Minneapolis’ precinct 2 to add new officers

Minneapolis’ small 2nd precinct is expected to gain six officers.

Kevin Behr

Minneapolis police will add six new officers over the next month to the area surrounding the University.

Another officer in Precinct 2, which encompasses Northeast and Southeast Minneapolis, will be promoted to sergeant to assist the investigation unit, said Bob Skomra, precinct commander.

He said the plan to add officers has been in the works since Tim Dolan became interim police chief in March.

The new recruits are nearing completion of their five-month field training, Skomra said, and he expects them all to pass and become full-fledged officers.

Precinct 2 employs the second smallest staff in the city, and that’s one reason for the addition.

“Other than the downtown precinct, we are the smallest precinct in the city,” he said. “If we’re down one person, that’s the equivalent of a 2 percent drop in our overall strength.”

But a loss of one officer in the other, larger precincts accounts for less than 1 percent of their total force, Skomra said.

“Because of our share of officers assigned here,” he said, “a couple officers can mean an acute shortage and the chief is well aware of that.”

In addition, the department hopes to hire 80 new officers next year, Skomra said. A percentage of those recruits will be assigned to Precinct 2, he said.

“We can’t make a solid estimate,” Skomra said. “They try to fill the classes, but stringent hiring practices make it more difficult.”

For example, recruits must be physically fit and pass background checks. Failure to fulfill either of these requirements eliminates a potential recruit.

A second sergeant will be added to the short-staffed investigation unit in the next six months, Skomra said.

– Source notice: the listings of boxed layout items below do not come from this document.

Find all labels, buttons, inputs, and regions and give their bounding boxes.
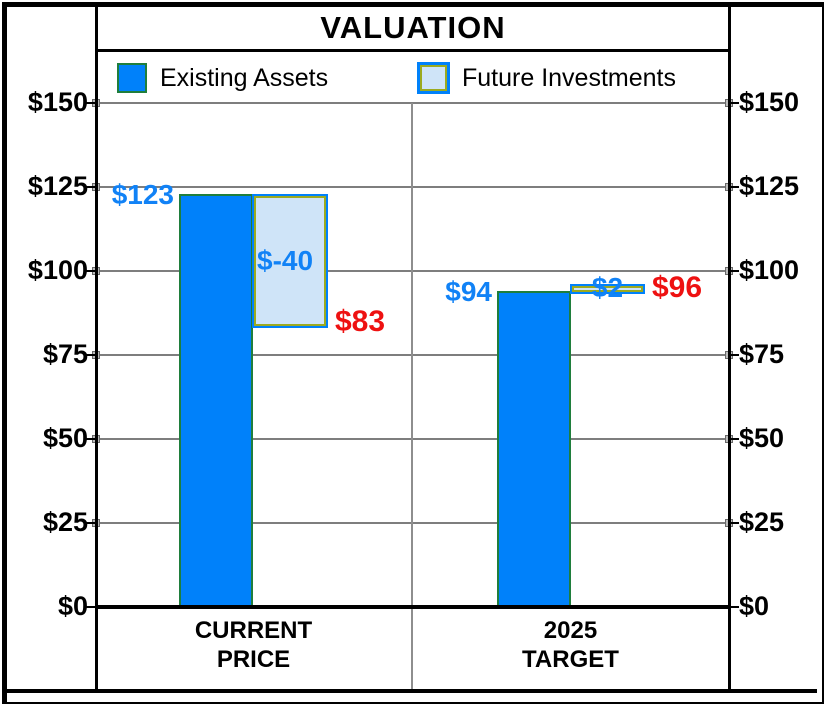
y-tick-label-right-100: $100 bbox=[739, 255, 800, 285]
y-tick-label-right-50: $50 bbox=[739, 423, 785, 453]
title-separator-line bbox=[95, 49, 731, 52]
right-tick-150 bbox=[730, 102, 739, 104]
category-divider-line bbox=[411, 103, 413, 690]
y-tick-label-left-150: $150 bbox=[27, 87, 88, 117]
bar-existing-current-price bbox=[179, 193, 253, 609]
left-tick-50 bbox=[86, 438, 95, 440]
y-tick-label-left-50: $50 bbox=[42, 423, 88, 453]
value-label-total-current-price: $83 bbox=[335, 305, 386, 339]
legend-label-existing-assets: Existing Assets bbox=[160, 64, 329, 92]
right-tick-0 bbox=[730, 606, 739, 608]
x-category-line: CURRENT bbox=[194, 617, 313, 644]
category-area-bottom-line bbox=[7, 689, 817, 693]
legend-swatch-future-investments bbox=[417, 62, 450, 94]
left-tick-125 bbox=[86, 186, 95, 188]
legend-label-future-investments: Future Investments bbox=[462, 64, 676, 92]
x-category-label-current-price: CURRENT PRICE bbox=[96, 616, 411, 674]
y-tick-label-left-100: $100 bbox=[27, 255, 88, 285]
left-tick-100 bbox=[86, 270, 95, 272]
left-tick-150 bbox=[86, 102, 95, 104]
x-axis-line bbox=[95, 605, 731, 609]
right-tick-125 bbox=[730, 186, 739, 188]
right-axis-line bbox=[728, 7, 731, 690]
right-tick-100 bbox=[730, 270, 739, 272]
value-label-future-current-price: $-40 bbox=[257, 244, 314, 276]
left-axis-line bbox=[95, 7, 98, 690]
right-tick-25 bbox=[730, 522, 739, 524]
chart-title: VALUATION bbox=[320, 10, 506, 45]
y-tick-label-right-125: $125 bbox=[739, 171, 800, 201]
bar-future-2025-target bbox=[570, 284, 645, 295]
bar-existing-2025-target bbox=[497, 291, 571, 609]
x-category-line: 2025 bbox=[543, 617, 598, 644]
value-label-existing-current-price: $123 bbox=[111, 178, 174, 210]
x-category-label-2025-target: 2025 TARGET bbox=[413, 616, 728, 674]
y-tick-label-right-150: $150 bbox=[739, 87, 800, 117]
bar-future-current-price bbox=[252, 193, 328, 329]
legend-swatch-existing-assets bbox=[117, 63, 147, 93]
left-tick-75 bbox=[86, 354, 95, 356]
y-tick-label-left-125: $125 bbox=[27, 171, 88, 201]
y-tick-label-left-75: $75 bbox=[42, 339, 88, 369]
y-tick-label-right-25: $25 bbox=[739, 507, 785, 537]
value-label-total-2025-target: $96 bbox=[652, 271, 703, 305]
y-tick-label-left-25: $25 bbox=[42, 507, 88, 537]
right-tick-75 bbox=[730, 354, 739, 356]
value-label-existing-2025-target: $94 bbox=[445, 276, 492, 308]
left-tick-0 bbox=[86, 606, 95, 608]
y-tick-label-right-0: $0 bbox=[739, 591, 770, 621]
value-label-future-2025-target: $2 bbox=[591, 271, 624, 303]
x-category-line: PRICE bbox=[216, 646, 291, 673]
left-tick-25 bbox=[86, 522, 95, 524]
x-category-line: TARGET bbox=[522, 646, 619, 673]
y-tick-label-left-0: $0 bbox=[57, 591, 88, 621]
y-tick-label-right-75: $75 bbox=[739, 339, 785, 369]
right-tick-50 bbox=[730, 438, 739, 440]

This will double the size of the unit, he said, which will help solve more crimes.

Steve Johnson, deputy chief of University police, said the additional officers will help students who live in off-campus areas. Response time will improve and police will be able to pay better attention to problems facing students, he said.

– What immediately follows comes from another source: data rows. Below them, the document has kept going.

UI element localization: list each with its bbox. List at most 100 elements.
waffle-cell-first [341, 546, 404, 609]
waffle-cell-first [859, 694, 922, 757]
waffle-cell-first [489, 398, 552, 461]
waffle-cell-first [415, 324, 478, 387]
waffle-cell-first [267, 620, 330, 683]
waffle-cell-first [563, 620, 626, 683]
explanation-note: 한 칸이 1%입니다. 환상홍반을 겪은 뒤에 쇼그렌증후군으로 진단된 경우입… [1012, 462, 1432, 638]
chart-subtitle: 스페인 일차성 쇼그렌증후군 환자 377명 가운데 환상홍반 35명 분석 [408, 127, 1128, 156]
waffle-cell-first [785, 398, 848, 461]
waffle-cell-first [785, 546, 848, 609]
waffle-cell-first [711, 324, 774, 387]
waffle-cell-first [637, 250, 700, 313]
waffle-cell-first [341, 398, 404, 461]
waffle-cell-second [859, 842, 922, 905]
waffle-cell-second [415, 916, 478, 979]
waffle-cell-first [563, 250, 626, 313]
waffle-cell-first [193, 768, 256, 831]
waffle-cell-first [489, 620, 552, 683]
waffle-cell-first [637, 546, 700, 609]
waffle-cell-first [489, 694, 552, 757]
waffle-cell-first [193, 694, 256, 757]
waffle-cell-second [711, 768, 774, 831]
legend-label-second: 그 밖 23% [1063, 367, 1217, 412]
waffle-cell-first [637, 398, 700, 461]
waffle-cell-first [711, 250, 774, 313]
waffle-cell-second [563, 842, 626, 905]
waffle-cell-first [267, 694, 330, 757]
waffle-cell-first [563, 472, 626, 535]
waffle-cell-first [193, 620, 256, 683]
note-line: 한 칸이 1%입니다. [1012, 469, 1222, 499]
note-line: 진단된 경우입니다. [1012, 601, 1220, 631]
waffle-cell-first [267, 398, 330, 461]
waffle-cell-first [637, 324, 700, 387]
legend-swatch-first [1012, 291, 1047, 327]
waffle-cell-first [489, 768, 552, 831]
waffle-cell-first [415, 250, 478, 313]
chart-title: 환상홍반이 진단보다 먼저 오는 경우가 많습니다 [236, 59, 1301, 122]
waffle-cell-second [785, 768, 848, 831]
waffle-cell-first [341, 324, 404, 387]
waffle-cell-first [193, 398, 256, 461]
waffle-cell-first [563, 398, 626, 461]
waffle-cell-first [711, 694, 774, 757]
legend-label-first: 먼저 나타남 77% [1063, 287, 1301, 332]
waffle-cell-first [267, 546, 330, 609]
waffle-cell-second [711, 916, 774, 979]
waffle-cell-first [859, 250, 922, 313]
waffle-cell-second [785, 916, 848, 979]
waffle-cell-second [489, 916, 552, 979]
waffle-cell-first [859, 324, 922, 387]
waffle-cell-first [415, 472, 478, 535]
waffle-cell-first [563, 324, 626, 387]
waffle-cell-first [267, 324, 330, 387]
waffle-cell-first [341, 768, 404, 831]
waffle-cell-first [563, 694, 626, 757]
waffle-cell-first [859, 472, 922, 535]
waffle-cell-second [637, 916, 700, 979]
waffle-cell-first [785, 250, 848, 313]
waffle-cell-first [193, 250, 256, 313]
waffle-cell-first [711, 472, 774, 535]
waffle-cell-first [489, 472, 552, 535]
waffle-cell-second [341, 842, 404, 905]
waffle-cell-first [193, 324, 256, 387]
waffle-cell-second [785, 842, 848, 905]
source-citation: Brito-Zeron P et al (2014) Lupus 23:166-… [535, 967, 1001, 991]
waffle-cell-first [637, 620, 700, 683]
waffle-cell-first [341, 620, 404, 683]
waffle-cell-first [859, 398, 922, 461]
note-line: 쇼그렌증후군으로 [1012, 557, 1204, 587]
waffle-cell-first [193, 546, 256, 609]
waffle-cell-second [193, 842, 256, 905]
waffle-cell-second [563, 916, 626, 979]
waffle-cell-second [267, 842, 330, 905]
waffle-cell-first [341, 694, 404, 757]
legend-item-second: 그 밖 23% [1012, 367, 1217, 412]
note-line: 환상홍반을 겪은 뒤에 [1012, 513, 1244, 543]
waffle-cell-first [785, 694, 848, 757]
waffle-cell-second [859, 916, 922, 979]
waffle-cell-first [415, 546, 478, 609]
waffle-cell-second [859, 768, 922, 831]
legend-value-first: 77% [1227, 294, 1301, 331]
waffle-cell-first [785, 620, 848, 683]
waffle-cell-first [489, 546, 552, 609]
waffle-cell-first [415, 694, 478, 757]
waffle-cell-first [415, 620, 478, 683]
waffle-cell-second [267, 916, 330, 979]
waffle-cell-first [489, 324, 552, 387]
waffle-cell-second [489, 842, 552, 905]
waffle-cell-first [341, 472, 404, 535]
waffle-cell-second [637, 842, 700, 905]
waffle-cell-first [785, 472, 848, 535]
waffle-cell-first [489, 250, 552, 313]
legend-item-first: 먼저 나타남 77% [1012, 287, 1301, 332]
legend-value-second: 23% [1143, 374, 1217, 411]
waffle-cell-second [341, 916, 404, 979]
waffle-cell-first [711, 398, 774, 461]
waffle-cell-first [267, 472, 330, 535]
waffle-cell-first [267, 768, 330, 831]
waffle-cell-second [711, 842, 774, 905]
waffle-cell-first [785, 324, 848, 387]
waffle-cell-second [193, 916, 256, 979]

“We’ve been responding wherever we can help and will continue to work closely with Minneapolis,” he said. “If they have more resources, that will just make it easier for us to work with them.”

Skomra said an average of two extra officers per shift will be deployed to business areas in the precinct, including Dinkytown and Stadium Village.

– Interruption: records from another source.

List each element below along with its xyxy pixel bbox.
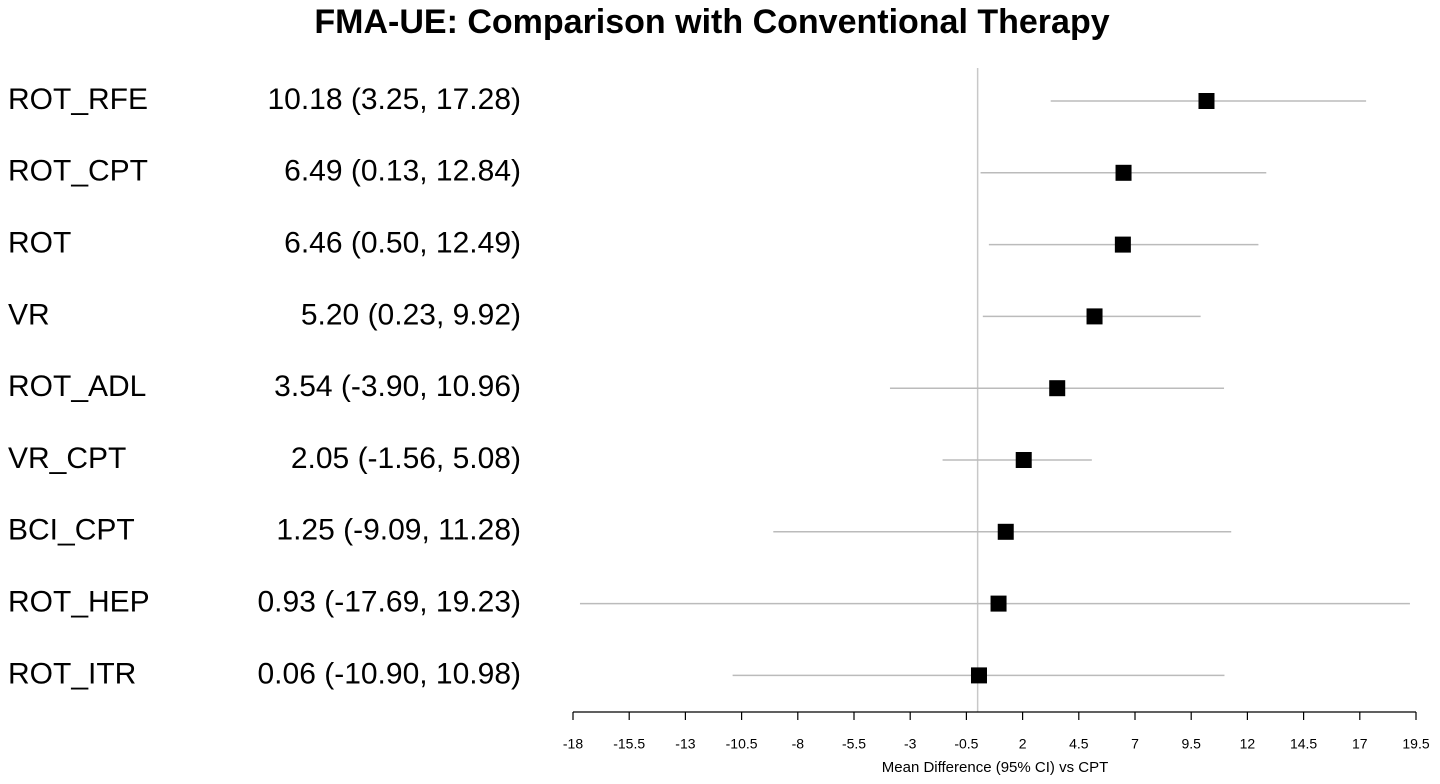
x-tick-label: -0.5 (954, 736, 978, 752)
chart-title: FMA-UE: Comparison with Conventional The… (314, 3, 1109, 41)
point-estimate (997, 523, 1014, 540)
row-label: ROT_ADL (8, 370, 146, 403)
point-estimate (1049, 380, 1066, 397)
x-tick-label: 4.5 (1069, 736, 1089, 752)
x-tick-label: 19.5 (1402, 736, 1429, 752)
x-tick-label: 14.5 (1290, 736, 1317, 752)
estimate-label: 0.93 (-17.69, 19.23) (257, 586, 521, 619)
estimate-label: 1.25 (-9.09, 11.28) (276, 514, 521, 547)
row-label: ROT_CPT (8, 155, 148, 188)
x-tick-label: -5.5 (842, 736, 866, 752)
point-estimate (1015, 452, 1032, 468)
estimate-label: 3.54 (-3.90, 10.96) (274, 370, 521, 403)
x-tick-label: -8 (792, 736, 805, 752)
point-estimate (990, 595, 1007, 612)
row-label: VR_CPT (8, 442, 126, 475)
x-tick-label: 9.5 (1181, 736, 1201, 752)
row-label: ROT_RFE (8, 83, 148, 116)
point-estimate (1114, 236, 1131, 253)
x-tick-label: -15.5 (613, 736, 645, 752)
estimate-label: 5.20 (0.23, 9.92) (301, 298, 521, 331)
row-label: ROT_HEP (8, 586, 150, 619)
x-tick-label: 7 (1131, 736, 1139, 752)
estimate-label: 10.18 (3.25, 17.28) (267, 83, 521, 116)
row-label: ROT (8, 227, 71, 260)
x-tick-label: -3 (904, 736, 917, 752)
row-label: ROT_ITR (8, 657, 136, 690)
estimate-label: 6.46 (0.50, 12.49) (284, 227, 521, 260)
x-axis-label: Mean Difference (95% CI) vs CPT (882, 759, 1108, 776)
x-tick-label: 2 (1019, 736, 1027, 752)
x-tick-label: 17 (1352, 736, 1368, 752)
point-estimate (1086, 308, 1103, 325)
x-tick-label: -13 (675, 736, 695, 752)
x-tick-label: -18 (563, 736, 583, 752)
estimate-label: 2.05 (-1.56, 5.08) (291, 442, 521, 475)
estimate-label: 0.06 (-10.90, 10.98) (257, 657, 521, 690)
row-label: BCI_CPT (8, 514, 135, 547)
estimate-label: 6.49 (0.13, 12.84) (284, 155, 521, 188)
point-estimate (970, 667, 987, 684)
row-label: VR (8, 298, 50, 331)
x-tick-label: -10.5 (726, 736, 758, 752)
point-estimate (1115, 164, 1132, 181)
point-estimate (1198, 93, 1215, 109)
x-tick-label: 12 (1240, 736, 1256, 752)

“The University will notice a significant presence in the Dinkytown and Stadium Village areas,” he said. “That will be during the afternoons, when crime is at its highest.”

Ecology senior Natalie Ries said she is worried about crime where she lives in the Southeast Como neighborhood.

“Especially with Minneapolis, we need more (police),” Ries said. “It’s a large area with a lot of violent crime. I think there’s a need for them.”

Katie Saathoff, a genetics junior, said some of her friends going into law enforcement are afraid to work in a big city like Minneapolis.

“There’s the joke, ‘Murder-apolis,’ ” she said. “They would prefer to work in a small town.”

Despite the city’s former nickname, Saathoff said she feels safe in her neighborhood near Dinkytown. Adding more police is a good idea and will make the city safer, she said.

Taylor Veleke, a first-year engineering student, said he wasn’t really worried about crime until his friend visited him from Milwaukee recently. Someone broke into his friend’s Jeep and stole the CD player, Veleke said.

He said adding more police won’t necessarily solve the crime problem.

“You can have all the police you want, but stuff will still happen,” Veleke said.

Johnson said it takes more than just adding cops to combat crime in the community. Residents must work with police by reporting suspicious activity and crimes in progress, he said.

“(Police) can’t be everywhere to see what’s going on,” Johnson said. “The community has to help be the eyes and ears so the police can react to problems.”